Gerek tatlı su, gerek deniz üzerinden normal kullanım alanlarını meşgul etmeden hatta kira bile ödemeden elektrik üretme fikri ve uygulaması dünyada bir çok örneğe sahip. Fakat bu sistemler genel kullanım dubaların üzerine olduğundan bir çok zorluğa sahipler. Bu dubalar malzeme gereksinimi yüzünden pahalı ve yükseklikleri nedeniyle rüzgara çok hassaslar. Bu da onları bazı barajlar ve göller için özel projelerde kullanılabilir kılıyor.
Norveç’li firma OceanSun ise ülkelerinde sıkça kullanılan deniz üzeri balık çiftliklerinden aldığı ilham ile deniz üzerinde fırtanalara dayanabilecek ve maliyeti de düşük bir çözüm geliştirmiş.

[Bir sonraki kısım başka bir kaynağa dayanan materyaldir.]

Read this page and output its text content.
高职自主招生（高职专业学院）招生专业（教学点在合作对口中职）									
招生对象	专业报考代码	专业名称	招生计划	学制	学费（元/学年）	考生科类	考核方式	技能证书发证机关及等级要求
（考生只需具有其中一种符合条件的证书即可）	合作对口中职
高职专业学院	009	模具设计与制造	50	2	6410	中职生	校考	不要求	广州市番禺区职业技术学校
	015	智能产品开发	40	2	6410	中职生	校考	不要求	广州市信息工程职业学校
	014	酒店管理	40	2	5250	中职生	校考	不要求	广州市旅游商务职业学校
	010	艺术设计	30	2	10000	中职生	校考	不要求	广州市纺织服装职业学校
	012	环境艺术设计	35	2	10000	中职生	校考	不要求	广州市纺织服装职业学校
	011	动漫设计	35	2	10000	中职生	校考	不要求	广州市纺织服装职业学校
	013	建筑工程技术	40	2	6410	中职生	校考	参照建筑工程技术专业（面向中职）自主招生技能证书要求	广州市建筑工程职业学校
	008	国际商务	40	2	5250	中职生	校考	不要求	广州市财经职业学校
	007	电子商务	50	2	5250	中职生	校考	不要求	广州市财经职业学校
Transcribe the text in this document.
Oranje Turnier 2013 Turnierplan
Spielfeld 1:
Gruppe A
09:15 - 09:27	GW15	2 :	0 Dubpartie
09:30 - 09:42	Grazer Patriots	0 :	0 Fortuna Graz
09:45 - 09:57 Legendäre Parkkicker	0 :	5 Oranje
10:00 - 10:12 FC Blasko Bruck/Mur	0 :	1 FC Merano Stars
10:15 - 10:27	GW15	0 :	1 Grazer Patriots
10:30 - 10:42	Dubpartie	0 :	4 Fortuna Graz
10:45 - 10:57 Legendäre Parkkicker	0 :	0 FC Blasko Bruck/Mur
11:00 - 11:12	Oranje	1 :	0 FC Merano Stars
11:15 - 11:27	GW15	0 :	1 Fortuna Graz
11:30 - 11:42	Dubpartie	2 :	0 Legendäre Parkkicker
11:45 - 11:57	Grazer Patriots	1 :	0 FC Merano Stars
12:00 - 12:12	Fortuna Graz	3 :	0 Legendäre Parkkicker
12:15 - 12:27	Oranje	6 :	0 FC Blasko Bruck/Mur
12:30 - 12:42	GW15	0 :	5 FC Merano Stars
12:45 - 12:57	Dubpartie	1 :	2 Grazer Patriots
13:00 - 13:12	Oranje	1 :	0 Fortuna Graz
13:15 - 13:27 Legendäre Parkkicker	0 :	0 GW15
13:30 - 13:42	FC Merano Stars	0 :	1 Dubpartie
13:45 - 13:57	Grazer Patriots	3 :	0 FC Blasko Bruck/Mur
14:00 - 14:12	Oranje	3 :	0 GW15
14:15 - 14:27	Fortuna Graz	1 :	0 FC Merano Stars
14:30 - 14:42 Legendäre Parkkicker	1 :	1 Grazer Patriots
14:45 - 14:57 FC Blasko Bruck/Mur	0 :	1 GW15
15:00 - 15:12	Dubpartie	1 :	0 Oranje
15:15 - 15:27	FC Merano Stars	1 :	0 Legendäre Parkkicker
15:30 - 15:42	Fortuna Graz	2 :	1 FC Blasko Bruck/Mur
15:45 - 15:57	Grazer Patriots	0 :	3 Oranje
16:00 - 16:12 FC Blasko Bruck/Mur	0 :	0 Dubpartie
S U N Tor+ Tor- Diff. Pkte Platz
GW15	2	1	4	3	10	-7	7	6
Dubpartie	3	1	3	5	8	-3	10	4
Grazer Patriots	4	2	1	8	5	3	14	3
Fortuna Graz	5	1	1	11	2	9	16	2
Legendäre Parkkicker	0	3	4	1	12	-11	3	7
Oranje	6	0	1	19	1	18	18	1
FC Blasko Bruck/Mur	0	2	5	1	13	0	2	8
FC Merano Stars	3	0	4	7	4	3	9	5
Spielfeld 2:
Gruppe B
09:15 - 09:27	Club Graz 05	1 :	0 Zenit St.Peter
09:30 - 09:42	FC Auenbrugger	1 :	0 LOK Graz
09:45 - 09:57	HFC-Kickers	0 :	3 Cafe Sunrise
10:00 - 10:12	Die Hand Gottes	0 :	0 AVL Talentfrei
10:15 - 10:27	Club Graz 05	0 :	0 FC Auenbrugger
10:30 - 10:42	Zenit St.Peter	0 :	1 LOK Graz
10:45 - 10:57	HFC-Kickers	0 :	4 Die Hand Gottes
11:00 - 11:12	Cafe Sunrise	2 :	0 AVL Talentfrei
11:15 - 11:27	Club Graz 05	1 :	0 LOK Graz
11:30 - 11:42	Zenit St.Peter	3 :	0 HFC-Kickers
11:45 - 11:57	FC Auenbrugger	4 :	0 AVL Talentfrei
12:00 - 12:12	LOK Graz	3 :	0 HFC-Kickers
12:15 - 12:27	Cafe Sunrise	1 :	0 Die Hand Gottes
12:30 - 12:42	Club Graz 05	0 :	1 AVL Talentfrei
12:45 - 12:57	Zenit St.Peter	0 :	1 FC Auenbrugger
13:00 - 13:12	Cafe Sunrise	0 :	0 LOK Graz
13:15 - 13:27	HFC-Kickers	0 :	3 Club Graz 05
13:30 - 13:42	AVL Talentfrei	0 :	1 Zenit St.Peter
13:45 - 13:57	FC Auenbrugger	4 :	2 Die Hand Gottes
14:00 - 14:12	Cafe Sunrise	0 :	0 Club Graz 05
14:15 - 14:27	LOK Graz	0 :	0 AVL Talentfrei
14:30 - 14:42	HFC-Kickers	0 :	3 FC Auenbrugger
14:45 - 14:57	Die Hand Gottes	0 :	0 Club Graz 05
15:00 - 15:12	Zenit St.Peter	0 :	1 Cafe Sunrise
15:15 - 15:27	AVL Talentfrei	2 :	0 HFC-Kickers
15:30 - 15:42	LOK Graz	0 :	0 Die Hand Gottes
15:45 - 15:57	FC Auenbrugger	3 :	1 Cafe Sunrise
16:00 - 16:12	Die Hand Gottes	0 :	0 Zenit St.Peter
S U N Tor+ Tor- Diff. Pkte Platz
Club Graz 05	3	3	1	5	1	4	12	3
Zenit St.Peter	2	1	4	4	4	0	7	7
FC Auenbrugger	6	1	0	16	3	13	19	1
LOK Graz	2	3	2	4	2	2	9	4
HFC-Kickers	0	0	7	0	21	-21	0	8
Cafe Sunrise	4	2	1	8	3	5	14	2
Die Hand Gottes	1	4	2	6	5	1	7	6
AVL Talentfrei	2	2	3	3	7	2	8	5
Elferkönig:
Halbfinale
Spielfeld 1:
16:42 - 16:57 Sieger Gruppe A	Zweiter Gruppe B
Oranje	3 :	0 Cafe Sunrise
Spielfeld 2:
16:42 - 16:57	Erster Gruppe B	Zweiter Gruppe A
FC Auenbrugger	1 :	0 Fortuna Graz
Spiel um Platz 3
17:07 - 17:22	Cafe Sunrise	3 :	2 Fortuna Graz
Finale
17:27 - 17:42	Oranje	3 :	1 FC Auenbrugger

Tasarım tatlı sulardan alışık olduğumuz nilüfer yaprağına benziyor. Bu yapı kenarlarda destekli sistem sayesinde rüzgar ve dalga direncine sahip iken. İnvertorlar ve diğer ekipmanlarda yine kenarda korunaklı yerde bulunmakta. Kenar sistem yine sistemin yüzmesini sağlayan esas kısımıda oluşturmakta.
Güneş panelleri ise orta kısımda 1 mm kalınlığındaki binaların üstünde yalıtım sağlayan membrana benzer bir kumaşın üzerinde. Ancak paneller gerek rüzgardan gerek fazla ağırlıktan korunması için alışık olduğumuz hafif eğik yerine düz durmakta ve arka tarafları direkt membrana sıfırlanmakta.
Bu ince membran sayesinde aşırı ısınan panellerin ısısını denize vermesi ve elektrik üretimini %10’a kadar arttırması sağlamış. Bu tür yüzen sistemlerdeki avantajlar arasında baraj veya göldeki buharlaşmayı azaltması, gölgeleme sayesinde insan nedenli alglerin ve yosunların aşırı büyümesini engellemesi sayılıyor. Baraj veya deniz üstü rüzgar türbinin yanında olursa şebekeye bağlanması çok kolay.
OceanSun tüm bu doğal şartlara karşı koruma sunmasının yanında maliyeti de diğer su üstü sistemlere karşı daha az. Zira çok daha az materyal kullanılmış. Üstelik geniş ve korunaklı alan sayesinde bakımı da çok kolay. Üzerinde kullanılan güneş panelleri ise iki taraflı olacak şekilde cam koruması içinde olduğundan firma 20 yıl garanti verebiliyor.
Şirket şimdiden bir çok deniz üstü için sipariş almış durumda. Bu sistemler 2024 yılında devreye girmiş olacak gibi gözüküyor. Alınan siparişler özellikle adalardan gelmiş. Zira adalarda yer çok kısıtlı ve yenilebilir enerji üretmekte çok zor bu yüzden çoğu hali hazırda dizel yada doğalgaz jeneratörlerine bel bağlamış durumda. Bu sistemde doğal olarak fosil yakıtlara göre daha ucuza geliyor.